The two most repulsive crew members are the co-pilot, Santen (Benjamin Bratt), who is a tormentor of the others and an egomaniac, and the other is the agricultural specialist, Pettingill (Simon Baker), the main villain. He is both a liar and a coward.
The voyage runs into trouble from a gamma ray storm, disabling some of its equipment. The Mars lander descends to the surface with Gallagher, Burchenal, Santen, Pettengil and Chantilas. We then get into the special effects part, as there’s a well-photographed crash landing scene. The five men become the first humans on Mars when their landing capsule roughly bounces upon the desert surface until finally rolling to a stop, as they are surrounded by airbag-like balloons.
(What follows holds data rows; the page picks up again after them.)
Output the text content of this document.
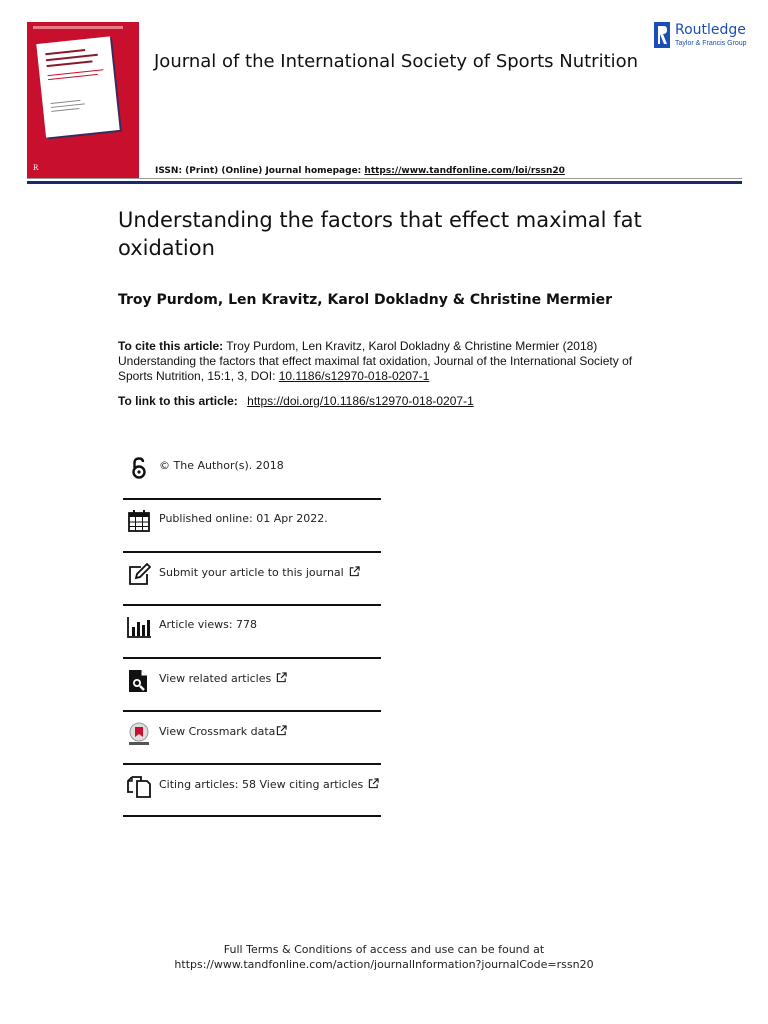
R
Journal of the International Society of Sports Nutrition
Routledge
Taylor & Francis Group
ISSN: (Print) (Online) Journal homepage: https://www.tandfonline.com/loi/rssn20
Understanding the factors that effect maximal fat oxidation
Troy Purdom, Len Kravitz, Karol Dokladny & Christine Mermier
To cite this article: Troy Purdom, Len Kravitz, Karol Dokladny & Christine Mermier (2018) Understanding the factors that effect maximal fat oxidation, Journal of the International Society of Sports Nutrition, 15:1, 3, DOI: 10.1186/s12970-018-0207-1
To link to this article: https://doi.org/10.1186/s12970-018-0207-1
© The Author(s). 2018
Published online: 01 Apr 2022.
Submit your article to this journal
Article views: 778
View related articles
View Crossmark data
Citing articles: 58 View citing articles
Full Terms & Conditions of access and use can be found at
https://www.tandfonline.com/action/journalInformation?journalCode=rssn20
The barren red desert of Mars is breathtakingly beautiful, as the men trudge through it unable to find the algae that had been growing there. When they reach the spot that was created to house them safely for a two year period, they find it in ruins. The source of that destruction is a mystery, which the film never tries to explain. Did God do it? Maybe, it was an alien! It’s an interesting theme, but this film was only able to grab onto its spectacular special effects (effectively showing Mars mysteriously moving).
There is one other passenger on their voyage, an all-utility tracking robot, AMEE, who is maintained by Gallagher. When AMEE goes mustang and can’t be repaired, she starts attacking the men, aiming to destroy all of the them by going into a war mode. This gives the story another contrived subplot.
Ideas are quickly jettisoned in favor of a standby formulaic device. There’s a rush against the clock to leave Mars in one piece, with Bowman alone returning to Earth with the knowledge to save humanity before it is too late.
I thought the film lacked suspense and the acting was only bearable, not giving this film too much of a chance to overcome its overall dullness. If you are the kind of viewer who goes bananas for technology, this film might seem better suited to you than what I thought of it. But if you are interested in a lively story, then I’m afraid you wouldn’t get that on this mission.